How can authorities become smarter in their interventions? First, better models of market structure and innovation are needed to develop conviction in assessing dynamic effects. Second, more case studies of innovation would help to inform the debate from the empirical side - with the caveat that they are much better systematised than is common in business school studies. Third, more ex-post evaluation of decisions by authorities would build our understanding of the dynamic impacts. Historically, institutions have avoided such introspection, but it is vital to avoid repeat mistakes.
Geoffrey Myers, Director of Competition Economics, Ofcom provided context from regulatory decisions in one of the most dynamic and innovative industries - mobile telephony. With mobile data usage expanding by around 50%pa, suppliers need radio spectrum, more efficient technology, and more sites for masts and other infrastructure in order to keep pace.
The move to each generation of mobile signal naturally generates static efficiency gains in terms of greater productivity with each generation - people can fulfil existing needs more cheaply and in greater volume. But there is also huge potential for dynamic gains in terms of new services. Realising those gains is a function of maximising take up, and ensuring consumers enjoy the benefits.
The move to 2G in 1991 came with only 2 mobile players established in the market - Vodafone and Cellnet. The opportunity was taken to move to a 4 player market: 80% of new 1800mhz spectrum went to new players One2One and Orange. Entrants were unusually successful compared to other countries, with take-up going from 1.5m users in 1993 to 27m in 1999.

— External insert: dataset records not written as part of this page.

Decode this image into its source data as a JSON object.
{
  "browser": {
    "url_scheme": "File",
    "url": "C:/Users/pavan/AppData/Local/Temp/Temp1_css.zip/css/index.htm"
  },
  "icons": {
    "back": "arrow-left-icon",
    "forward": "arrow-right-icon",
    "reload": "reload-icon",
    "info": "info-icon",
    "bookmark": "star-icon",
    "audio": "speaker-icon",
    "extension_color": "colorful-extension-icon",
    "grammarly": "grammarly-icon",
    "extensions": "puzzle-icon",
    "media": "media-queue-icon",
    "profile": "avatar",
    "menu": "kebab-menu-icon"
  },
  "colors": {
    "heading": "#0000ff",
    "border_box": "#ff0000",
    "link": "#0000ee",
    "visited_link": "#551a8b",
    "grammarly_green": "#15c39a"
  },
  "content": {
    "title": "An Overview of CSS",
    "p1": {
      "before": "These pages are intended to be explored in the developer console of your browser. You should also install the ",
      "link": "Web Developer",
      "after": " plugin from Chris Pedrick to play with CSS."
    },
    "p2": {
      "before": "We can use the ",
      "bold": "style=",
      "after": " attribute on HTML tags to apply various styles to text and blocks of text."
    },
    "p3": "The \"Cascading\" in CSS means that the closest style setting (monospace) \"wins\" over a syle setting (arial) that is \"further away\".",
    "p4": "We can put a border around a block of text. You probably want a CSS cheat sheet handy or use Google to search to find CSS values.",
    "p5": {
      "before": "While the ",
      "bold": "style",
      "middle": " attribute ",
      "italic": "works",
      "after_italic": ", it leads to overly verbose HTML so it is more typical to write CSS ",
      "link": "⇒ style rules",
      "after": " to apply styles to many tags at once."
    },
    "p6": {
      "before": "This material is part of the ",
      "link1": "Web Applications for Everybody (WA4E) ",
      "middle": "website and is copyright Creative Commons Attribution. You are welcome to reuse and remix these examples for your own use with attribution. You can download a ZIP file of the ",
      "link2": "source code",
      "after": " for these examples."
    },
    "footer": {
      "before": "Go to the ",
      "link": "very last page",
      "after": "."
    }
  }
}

The 3G auction in 2000 created a licence for a 5th player, with significant competition from 9 players, until 3 launched on 03/03/2003. The gains to HM Treasury attracted column inches but were less important than the disruption brought by Three - lower prices, video calling, unlimited data, and so on. Three is now the largest operator by data volume from only 11% of UK mobile subscribers.
4G was auctioned in 2013. That some of the spectrum usable for 4G was already in the hands of EE was a consideration; in the end it was decided that EE’s head start would be in consumer interests to allow faster take up - but in practice, take up only really stepped up once EE’s head start had lapsed. Ofcom also took steps to ensure that spectrum was reserved for a smaller player (Three or a new entrant), ensuring at least a 4-player market.
In this spirit the European Commission blocked the merger of Three and O2 in 2016, though this decision has been appealed. It was unclear what the dynamic effects of the merger would have been, so the more clear-cut static case was decisive at the time.
Myers ended with a brief summary of the emerging 5G technology, which can offer enhanced mobile broadband, massive machine communications (also know as the Internet of Things), and ultra-reliable low latency (ie minimal lag time) communications for critical services such as driverless automotive and remote surgery. It seems likely that when the time comes for the next spectrum auction, the stakes will be higher than ever in terms of long-term growth effects. Whether theory and evidence can catch up in time to deliver the right decisions remains to be seen.